Kaybeden doğulmaz, kaybeden olunur. İnsanlar kaybetmeyi köpekbalığının yaşadığı gibi kafalarını engellere vura vura öğrenirler.
Kontrol inancı kaybolunca, kadercilik anlayışı başlar. Kişi çevresindeki şartları kontrol edemediğini görünce, kendini bırakır. Böylece şartların onu daha kolay kontrol edebileceği hale gelir! Köpekbalığı, diğer balığı yiyemeyeceğini görünce, depresyona girmiş, kendini bırakmıştır. Böylece o balığı hiç yiyemeyecek hale gelmiştir.
Ödül yoksa emek yoktur. İnsanlar ihtiyaç duyduklarını almaksızın uzun süre gayretli bir şekilde çalışmazlar. Çabasının karşılığını alamayan balık, ödülsüz çabayı sürdürmemiştir.
Milyonlarca insan başarılı olmak istediğini söyler ama başarılı olmak için ciddi bir caba harcamaz. Bu insanların sürekli başarısızlığın sonuçlarından şikâyet ettikleri halde başarılı olmak için samimi bir çaba içerisinde olmamasının nedenlerini artık anladığınızı sanıyorum.
Köpekbalığı nasıl düşünebilirdi? Daha doğrusu siz o köpekbalığının durumuna düşmemek için her sabah kendinize ne sormalısınız? Defalarca denediğiniz halde her defasında başarısız olduğunuz bir konuda, her sabah kendinize üç sorti sorabilirsiniz.
1) Bende değişen bir şey var mı?
2) Çevremdeki şartlarda değişen bir şey var mı?
3) Hedeflediğim şeyde bir değişiklik var mı?

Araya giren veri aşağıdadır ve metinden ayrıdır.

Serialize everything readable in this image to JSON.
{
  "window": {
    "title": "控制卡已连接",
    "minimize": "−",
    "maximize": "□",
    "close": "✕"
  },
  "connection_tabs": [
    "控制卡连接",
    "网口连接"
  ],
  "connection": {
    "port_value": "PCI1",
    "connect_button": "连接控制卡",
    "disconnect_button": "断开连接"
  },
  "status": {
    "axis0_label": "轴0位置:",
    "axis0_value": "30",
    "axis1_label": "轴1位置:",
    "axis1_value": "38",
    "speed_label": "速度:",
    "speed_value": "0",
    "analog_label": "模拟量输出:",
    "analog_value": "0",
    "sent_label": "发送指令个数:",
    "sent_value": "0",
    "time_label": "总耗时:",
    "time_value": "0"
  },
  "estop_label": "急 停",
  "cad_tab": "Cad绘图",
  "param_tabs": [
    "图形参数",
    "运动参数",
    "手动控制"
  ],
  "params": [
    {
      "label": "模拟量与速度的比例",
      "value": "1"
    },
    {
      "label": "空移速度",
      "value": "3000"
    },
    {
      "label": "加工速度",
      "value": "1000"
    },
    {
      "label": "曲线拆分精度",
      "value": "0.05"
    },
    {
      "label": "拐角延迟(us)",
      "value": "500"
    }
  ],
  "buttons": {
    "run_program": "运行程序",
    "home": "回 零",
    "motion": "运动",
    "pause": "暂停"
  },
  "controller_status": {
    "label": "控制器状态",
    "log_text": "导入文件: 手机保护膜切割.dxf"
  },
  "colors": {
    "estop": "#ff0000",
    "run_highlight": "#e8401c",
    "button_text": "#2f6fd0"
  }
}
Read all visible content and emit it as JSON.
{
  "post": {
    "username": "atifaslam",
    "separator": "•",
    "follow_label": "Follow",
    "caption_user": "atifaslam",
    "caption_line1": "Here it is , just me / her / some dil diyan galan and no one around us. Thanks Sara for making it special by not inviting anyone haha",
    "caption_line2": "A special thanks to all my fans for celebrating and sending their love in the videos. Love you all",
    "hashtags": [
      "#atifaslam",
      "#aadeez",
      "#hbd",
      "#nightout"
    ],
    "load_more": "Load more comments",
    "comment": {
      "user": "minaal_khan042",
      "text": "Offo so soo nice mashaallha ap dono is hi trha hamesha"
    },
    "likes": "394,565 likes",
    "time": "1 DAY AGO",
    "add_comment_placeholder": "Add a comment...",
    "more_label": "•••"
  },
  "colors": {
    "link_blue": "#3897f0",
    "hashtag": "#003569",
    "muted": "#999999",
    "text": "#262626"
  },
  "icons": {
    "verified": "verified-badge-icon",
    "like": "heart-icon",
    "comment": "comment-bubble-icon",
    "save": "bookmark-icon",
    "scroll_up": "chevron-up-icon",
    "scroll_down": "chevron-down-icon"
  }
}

Sizin içinizde, çevrenizde veya hedeflediğiniz kişi veya işte bir değişiklik varsa, hemen bir daha şansınızı deneyebilirsiniz. Hiçbir değişiklik yoksa ne yapmalı? Bir, kendinizi değiştirmek, önünüzdeki engelin üzerinden aşacak şekilde kendinizi geliştirmek elinizde. İki, yolunuz tıkalı olabilir ama yönünüz tıkalı olamaz. Aynı amaca giden yeni bir yol arayın, bulamadıysanız yeni bir yol açın.